Early’s office Tuesday declined to say whether he maintains such a list.
Ayala-Melendez’s lawsuit alleges seven counts, including excessive force, malicious prosecution and violation of his civil rights. It alleges the conduct occurred as a result of a culture of impunity in which officers knew they would not be punished for misconduct.
Ayala-Melendez’s lawyer, Pineiro, says the episode is a case in point for why body cameras should be worn by police officers. He has frequently accused police of fabricating accounts, including in a voluminous 2018 complaint to Early.
The T&G is
suing the city of Worcester for records relating to that complaint. The city has argued they should not be released - noting some correlate to civil lawsuits Pineiro filed - and has criticized the T&G in court documents as requesting them under the “guise” of watchdog journalism.
Ayala-Melendez, who said he sped up a move to Chelsea in the wake of his arrest, has had trouble sleeping, had nightmares and been afraid of police officers and dogs since his arrest, his lawsuit says.

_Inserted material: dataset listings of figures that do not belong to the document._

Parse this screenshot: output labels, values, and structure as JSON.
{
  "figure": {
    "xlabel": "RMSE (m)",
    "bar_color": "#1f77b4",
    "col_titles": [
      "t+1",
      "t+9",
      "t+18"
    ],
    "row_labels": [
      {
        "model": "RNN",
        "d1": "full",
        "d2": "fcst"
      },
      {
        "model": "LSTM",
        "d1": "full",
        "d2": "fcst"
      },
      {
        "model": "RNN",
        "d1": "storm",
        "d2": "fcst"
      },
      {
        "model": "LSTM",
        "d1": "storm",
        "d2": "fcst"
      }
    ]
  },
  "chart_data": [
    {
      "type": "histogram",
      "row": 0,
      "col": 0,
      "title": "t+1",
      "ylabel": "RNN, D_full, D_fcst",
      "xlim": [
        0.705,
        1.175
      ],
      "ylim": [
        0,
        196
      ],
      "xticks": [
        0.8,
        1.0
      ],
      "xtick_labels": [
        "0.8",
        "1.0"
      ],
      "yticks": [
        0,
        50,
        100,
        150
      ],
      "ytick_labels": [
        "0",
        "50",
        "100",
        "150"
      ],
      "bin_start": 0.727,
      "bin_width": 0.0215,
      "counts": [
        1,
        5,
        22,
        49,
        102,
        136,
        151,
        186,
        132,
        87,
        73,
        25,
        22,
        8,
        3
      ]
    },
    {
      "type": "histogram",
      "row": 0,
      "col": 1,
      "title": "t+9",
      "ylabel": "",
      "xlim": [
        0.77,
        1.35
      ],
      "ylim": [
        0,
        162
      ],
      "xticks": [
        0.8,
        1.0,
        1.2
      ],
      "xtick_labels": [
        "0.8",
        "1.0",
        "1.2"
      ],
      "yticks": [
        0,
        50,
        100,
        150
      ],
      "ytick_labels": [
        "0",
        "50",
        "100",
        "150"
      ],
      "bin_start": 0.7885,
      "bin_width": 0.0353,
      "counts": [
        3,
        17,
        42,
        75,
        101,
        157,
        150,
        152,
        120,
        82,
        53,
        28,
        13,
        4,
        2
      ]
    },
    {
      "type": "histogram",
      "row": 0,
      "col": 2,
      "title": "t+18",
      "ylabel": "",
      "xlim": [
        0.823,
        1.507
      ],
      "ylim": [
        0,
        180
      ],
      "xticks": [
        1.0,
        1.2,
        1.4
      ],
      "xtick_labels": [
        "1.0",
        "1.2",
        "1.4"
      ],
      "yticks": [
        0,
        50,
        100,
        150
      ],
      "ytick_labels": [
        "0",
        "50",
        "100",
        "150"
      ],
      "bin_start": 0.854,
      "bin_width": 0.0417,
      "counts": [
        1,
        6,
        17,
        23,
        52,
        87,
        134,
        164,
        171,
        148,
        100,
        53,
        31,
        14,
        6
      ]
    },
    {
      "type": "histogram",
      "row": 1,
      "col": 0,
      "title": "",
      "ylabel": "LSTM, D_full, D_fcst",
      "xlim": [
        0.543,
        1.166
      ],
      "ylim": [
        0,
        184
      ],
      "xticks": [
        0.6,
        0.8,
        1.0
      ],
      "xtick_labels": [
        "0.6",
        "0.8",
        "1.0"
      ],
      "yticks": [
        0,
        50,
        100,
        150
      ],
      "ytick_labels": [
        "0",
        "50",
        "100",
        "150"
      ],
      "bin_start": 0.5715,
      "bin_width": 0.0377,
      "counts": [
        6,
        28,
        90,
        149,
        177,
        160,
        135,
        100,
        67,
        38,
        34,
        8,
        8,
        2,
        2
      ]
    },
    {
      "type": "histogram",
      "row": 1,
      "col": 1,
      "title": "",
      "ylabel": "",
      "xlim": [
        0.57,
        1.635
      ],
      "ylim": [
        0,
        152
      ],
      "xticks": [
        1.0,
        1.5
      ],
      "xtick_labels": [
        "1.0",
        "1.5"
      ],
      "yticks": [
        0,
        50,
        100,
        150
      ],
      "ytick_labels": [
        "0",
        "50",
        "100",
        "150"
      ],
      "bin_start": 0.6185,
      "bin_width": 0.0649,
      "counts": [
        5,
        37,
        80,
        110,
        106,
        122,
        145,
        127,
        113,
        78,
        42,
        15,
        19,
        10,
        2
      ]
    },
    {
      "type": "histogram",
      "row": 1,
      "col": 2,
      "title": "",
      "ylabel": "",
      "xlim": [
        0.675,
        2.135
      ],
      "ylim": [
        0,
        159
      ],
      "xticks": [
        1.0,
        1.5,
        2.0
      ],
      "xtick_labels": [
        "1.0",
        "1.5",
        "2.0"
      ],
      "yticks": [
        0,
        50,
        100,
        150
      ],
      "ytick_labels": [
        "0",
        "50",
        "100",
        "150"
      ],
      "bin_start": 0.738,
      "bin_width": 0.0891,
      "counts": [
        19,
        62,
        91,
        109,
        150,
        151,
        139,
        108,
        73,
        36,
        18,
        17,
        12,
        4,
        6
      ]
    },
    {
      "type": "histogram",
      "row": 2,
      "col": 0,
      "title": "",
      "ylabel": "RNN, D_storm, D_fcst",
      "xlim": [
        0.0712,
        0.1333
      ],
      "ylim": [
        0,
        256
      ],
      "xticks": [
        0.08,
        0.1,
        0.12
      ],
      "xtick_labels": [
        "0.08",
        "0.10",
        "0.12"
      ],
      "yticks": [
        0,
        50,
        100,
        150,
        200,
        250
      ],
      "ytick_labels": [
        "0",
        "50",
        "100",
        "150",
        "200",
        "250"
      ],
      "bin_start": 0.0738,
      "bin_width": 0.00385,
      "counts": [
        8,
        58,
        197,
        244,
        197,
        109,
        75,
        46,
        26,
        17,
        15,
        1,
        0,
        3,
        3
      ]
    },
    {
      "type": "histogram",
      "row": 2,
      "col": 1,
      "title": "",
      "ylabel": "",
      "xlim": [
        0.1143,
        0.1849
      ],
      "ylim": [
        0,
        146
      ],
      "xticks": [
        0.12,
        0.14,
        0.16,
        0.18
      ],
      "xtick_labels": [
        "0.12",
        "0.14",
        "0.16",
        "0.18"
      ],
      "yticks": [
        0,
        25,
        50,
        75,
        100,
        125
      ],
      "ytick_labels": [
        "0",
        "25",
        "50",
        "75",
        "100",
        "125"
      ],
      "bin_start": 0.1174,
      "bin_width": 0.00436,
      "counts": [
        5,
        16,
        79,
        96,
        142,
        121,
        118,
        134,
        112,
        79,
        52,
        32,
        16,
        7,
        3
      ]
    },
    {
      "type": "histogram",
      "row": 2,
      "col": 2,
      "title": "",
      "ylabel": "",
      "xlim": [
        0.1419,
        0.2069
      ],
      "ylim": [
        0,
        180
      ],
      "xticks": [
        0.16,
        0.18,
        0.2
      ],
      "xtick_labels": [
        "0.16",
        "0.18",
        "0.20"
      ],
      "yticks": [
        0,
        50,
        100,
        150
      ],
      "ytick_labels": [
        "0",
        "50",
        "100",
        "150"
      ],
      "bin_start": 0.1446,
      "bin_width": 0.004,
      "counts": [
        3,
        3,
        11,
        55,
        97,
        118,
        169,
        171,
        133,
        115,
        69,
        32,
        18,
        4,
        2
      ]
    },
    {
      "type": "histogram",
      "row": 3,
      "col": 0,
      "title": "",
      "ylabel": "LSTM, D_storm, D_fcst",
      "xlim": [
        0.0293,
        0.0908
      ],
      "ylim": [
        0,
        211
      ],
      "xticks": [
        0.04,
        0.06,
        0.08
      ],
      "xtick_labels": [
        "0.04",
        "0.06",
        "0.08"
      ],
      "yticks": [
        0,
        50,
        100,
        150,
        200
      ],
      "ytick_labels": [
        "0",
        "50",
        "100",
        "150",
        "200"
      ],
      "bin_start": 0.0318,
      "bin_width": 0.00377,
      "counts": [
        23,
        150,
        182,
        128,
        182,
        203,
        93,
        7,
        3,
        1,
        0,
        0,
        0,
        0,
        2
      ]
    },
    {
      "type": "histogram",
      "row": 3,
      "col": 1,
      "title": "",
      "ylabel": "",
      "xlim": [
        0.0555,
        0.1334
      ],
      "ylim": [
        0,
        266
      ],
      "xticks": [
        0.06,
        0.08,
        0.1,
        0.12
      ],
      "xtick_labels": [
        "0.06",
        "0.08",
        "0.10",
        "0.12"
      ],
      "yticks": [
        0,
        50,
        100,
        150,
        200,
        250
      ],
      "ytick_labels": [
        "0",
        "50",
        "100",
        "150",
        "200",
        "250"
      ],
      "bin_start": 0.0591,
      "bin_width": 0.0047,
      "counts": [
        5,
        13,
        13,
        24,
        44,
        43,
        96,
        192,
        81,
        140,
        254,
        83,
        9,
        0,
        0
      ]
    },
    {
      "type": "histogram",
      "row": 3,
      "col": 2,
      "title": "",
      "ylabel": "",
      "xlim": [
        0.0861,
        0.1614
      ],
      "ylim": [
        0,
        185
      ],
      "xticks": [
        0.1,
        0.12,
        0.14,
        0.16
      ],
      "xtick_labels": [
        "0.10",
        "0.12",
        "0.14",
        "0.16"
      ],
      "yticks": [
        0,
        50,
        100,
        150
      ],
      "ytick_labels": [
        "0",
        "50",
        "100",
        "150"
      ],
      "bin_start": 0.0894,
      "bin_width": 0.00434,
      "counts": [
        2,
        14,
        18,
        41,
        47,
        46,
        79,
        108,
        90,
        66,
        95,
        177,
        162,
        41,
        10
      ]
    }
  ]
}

Ayala-Melendez told the T&G it was difficult to see his name sullied in online commentary after the charges were announced, saying he was lumped in with others directly involved in the fight.
“People were making me out to be a villain who attacked a dog and an officer,” said Ayala-Melendez, adding that even his own parents did not fully believe he had done nothing wrong until they saw the video.
“You always hear the comment made saying, ‘Police are not going to arrest you if you are not doing anything (wrong),’” he said. “But in this case, that’s what happened.”
Pineiro said he believes police internal investigators are looking into the arrest, but that based on past experiences with the department, he is not confident a full inquiry will be conducted.
Pineiro alleged in the lawsuit that officers being investigated are often allowed to submit written statements rather than be questioned in person, while those who make the complaints are “subject to adversarial interrogation” by WPD officers.
Pineiro said many complainants have criminal charges pending against them, and elect not to speak to investigators, which he said often results in officers being cleared of wrongdoing.
Ayala-Melendez said an internal affairs investigator called him a couple months after his arrest, but that with his criminal case still open, he referred the officer to his lawyer.
“I really didn’t want anything to do with the Police Department after (what happened),” Ayala-Melendez said, adding that he does not know whether police ended up speaking to his criminal lawyer.
That lawyer, James J. Gribouski, did not immediately return a request for comment Tuesday.
Pineiro alleged multiple Police Department policies were violated in the case with respect to the use of the dog. He said the department lists use of a K-9 dog as a higher use of force than anything other than a firearm in its K-9 policy, and he wrote in the lawsuit that Tivan’s actions might be viewed very differently had a more conventional weapon been used.
“If Officer Tivnan instead of deploying K-9 Mattis had opted to use any type of knife or sharp instrument to cut or slash Ayala Melendez in manner similar to the injury K-9 Mattis caused, such conduct would amount to the crime of aggravated assault and battery with a dangerous weapon,” he wrote.